Former association football club in Scotland

Ayr Thistle Football Club was an association football club from Ayr, Ayrshire, Scotland.

==History==

The club was founded at a meeting at the Cattle Market Hotel in Ayr on Christmas Eve in 1886, on the basis that "the prestige of the Ayr Football Club seems to be a little on the wane, and interest in football matters generally seems to be dying"; the other senior club in the town, Ayr Rovers, was evidently not worthy of consideration. The club took the name Ayr Thistle in emulation of the previous club of that name.

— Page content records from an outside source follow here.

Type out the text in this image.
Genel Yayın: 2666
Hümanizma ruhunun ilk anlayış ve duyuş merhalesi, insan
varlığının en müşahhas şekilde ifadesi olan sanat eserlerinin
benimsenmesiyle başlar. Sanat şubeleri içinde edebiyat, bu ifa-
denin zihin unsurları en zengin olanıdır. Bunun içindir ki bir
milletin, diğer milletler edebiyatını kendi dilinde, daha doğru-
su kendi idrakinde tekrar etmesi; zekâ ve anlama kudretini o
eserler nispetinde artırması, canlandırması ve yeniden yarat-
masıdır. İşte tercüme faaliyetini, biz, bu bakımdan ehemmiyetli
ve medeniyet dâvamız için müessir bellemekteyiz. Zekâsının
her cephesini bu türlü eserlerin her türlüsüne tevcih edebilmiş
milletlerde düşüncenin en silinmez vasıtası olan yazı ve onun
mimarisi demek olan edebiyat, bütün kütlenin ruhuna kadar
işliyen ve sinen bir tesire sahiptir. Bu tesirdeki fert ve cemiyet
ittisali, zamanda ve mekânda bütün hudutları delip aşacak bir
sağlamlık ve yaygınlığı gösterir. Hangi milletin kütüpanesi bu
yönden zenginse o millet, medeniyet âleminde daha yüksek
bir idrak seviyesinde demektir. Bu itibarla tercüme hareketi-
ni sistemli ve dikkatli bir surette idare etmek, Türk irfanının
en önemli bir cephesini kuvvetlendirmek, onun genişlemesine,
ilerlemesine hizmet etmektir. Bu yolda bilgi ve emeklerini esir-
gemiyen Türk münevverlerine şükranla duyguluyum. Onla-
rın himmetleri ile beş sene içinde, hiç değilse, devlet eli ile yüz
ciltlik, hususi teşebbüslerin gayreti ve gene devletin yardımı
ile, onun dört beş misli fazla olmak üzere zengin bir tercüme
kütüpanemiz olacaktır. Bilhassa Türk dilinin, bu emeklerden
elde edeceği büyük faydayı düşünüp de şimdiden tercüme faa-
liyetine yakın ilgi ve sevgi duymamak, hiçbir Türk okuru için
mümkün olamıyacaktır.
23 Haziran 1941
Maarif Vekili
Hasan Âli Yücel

The Thistle's first match was on New Year's Day, at home to Hurlford, and the attraction of the new team - plus the strength of its side - was such that Hurlford preferred the friendly to playing in the Ayrshire Charity Cup against Ayr Rovers. The Thistle still had not had time to build up a team, and borrowed Monaghan - who had recently moved from Ayr F.C. to Queen of the South Wanderers - to play in goal, but Thistle had still recruited Andrew Young from Ayr as captain, as well as M'Creadie, M'Lauchlan, John Fergusson, and Jack from the Ayr side. Despite the lack of team practice, and the strength of a Hurlford side which held the Ayrshire Cup, the home side only lost 6–4.

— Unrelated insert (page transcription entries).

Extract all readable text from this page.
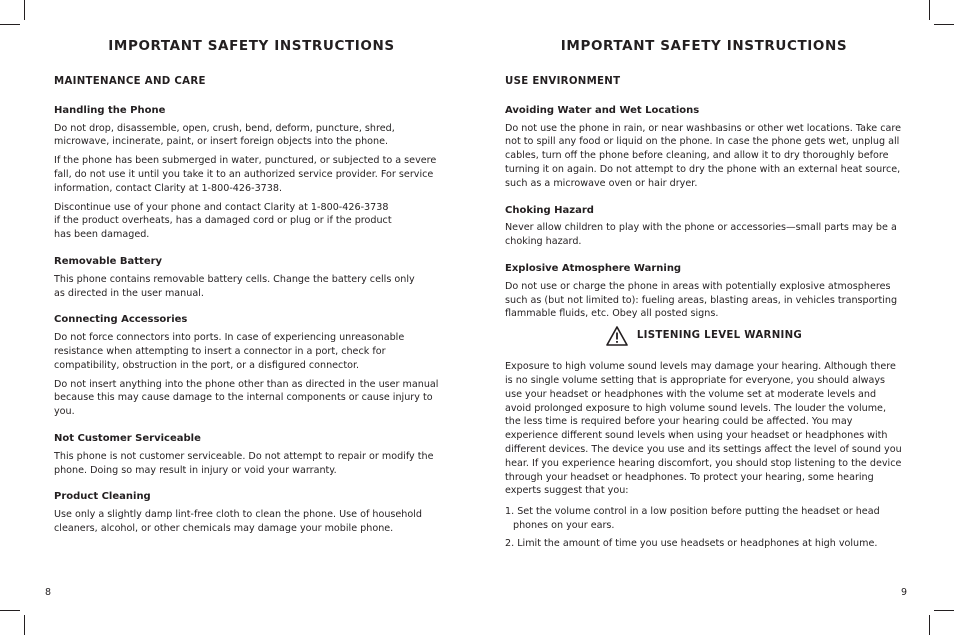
IMPORTANT SAFETY INSTRUCTIONS
MAINTENANCE AND CARE
Handling the Phone

Do not drop, disassemble, open, crush, bend, deform, puncture, shred, microwave, incinerate, paint, or insert foreign objects into the phone.

If the phone has been submerged in water, punctured, or subjected to a severe fall, do not use it until you take it to an authorized service provider. For service information, contact Clarity at 1-800-426-3738.

Discontinue use of your phone and contact Clarity at 1-800-426-3738 if the product overheats, has a damaged cord or plug or if the product has been damaged.

Removable Battery

This phone contains removable battery cells. Change the battery cells only as directed in the user manual.

Connecting Accessories

Do not force connectors into ports. In case of experiencing unreasonable resistance when attempting to insert a connector in a port, check for compatibility, obstruction in the port, or a disfigured connector.

Do not insert anything into the phone other than as directed in the user manual because this may cause damage to the internal components or cause injury to you.

Not Customer Serviceable

This phone is not customer serviceable. Do not attempt to repair or modify the phone. Doing so may result in injury or void your warranty.

Product Cleaning

Use only a slightly damp lint-free cloth to clean the phone. Use of household cleaners, alcohol, or other chemicals may damage your mobile phone.

8
IMPORTANT SAFETY INSTRUCTIONS
USE ENVIRONMENT
Avoiding Water and Wet Locations

Do not use the phone in rain, or near washbasins or other wet locations. Take care not to spill any food or liquid on the phone. In case the phone gets wet, unplug all cables, turn off the phone before cleaning, and allow it to dry thoroughly before turning it on again. Do not attempt to dry the phone with an external heat source, such as a microwave oven or hair dryer.

Choking Hazard

Never allow children to play with the phone or accessories—small parts may be a choking hazard.

Explosive Atmosphere Warning

Do not use or charge the phone in areas with potentially explosive atmospheres such as (but not limited to): fueling areas, blasting areas, in vehicles transporting flammable fluids, etc. Obey all posted signs.

LISTENING LEVEL WARNING

Exposure to high volume sound levels may damage your hearing. Although there is no single volume setting that is appropriate for everyone, you should always use your headset or headphones with the volume set at moderate levels and avoid prolonged exposure to high volume sound levels. The louder the volume, the less time is required before your hearing could be affected. You may experience different sound levels when using your headset or headphones with different devices. The device you use and its settings affect the level of sound you hear. If you experience hearing discomfort, you should stop listening to the device through your headset or headphones. To protect your hearing, some hearing experts suggest that you:

1. Set the volume control in a low position before putting the headset or head phones on your ears.

2. Limit the amount of time you use headsets or headphones at high volume.

9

The club was too late to enter the Ayrshire Cup for 1886–87, but did enter in 1887–88, as well as the 1887–88 Scottish Cup, having joined the Scottish Football Association in August 1887. It lost both of its first round ties 8–2; at Kilmarnock in the national and Kilbirnie in the county. In Kilmarnock tie, Thistle briefly looked as if it could pull off a surprising comeback, bringing the score from 5–0 at half-time to 5–2 going into the last quarter of the game, but Kilmarnock scored three late goals. Kilbirnie was so comfortable in the county tie that it could undertake some tactical experimentation by swapping the backs and the wings.

In between the ties however the Thistle unexpectedly beat Ayr in a friendly 4–3, but the two cup defeats, followed by an 11–3 defeat for a weak side at Queen of the South Wanderers, seems to have dispirited the club, and the number of games it scheduled fell off alarmingly. The club's anniversary match was a muted affair, a 3–1 defeat to Mauchline with a "limited" attendance. The club fell apart even before the end of the club's first full season; it scratched from a tie in the Ayr Charity Cup with Shields Athletic, with reports that the Thistle had "broken up". The club was not quite dead yet, but the formation of Ayr Athletic, to replace an Ayr side moving to the north side of the river, and taking on some of the Thistle players and ground, killed off the club. Thistle had entered the 1888–89 Scottish Cup and was drawn to host the 2nd Ayrshire Rifle Volunteers in the first round, but scratched from the tie on the eve of the fixture.

The final indignity was that Young, James Donaldson, and James Robertson, as members of the club, faced a claim for £13 from Messrs W. & G. Ferguson, joiners, for the cost of erecting the clubhouse. Young claimed that he had left the club before the clubhouse was started; the sheriff held that the membership as a whole was responsible for payment of the defunct club's debts.

==Colours==

The club wore blue and yellow hoops with blue knickers.

==Ground==

The club's ground was at the Cattle Market Field in Ayr.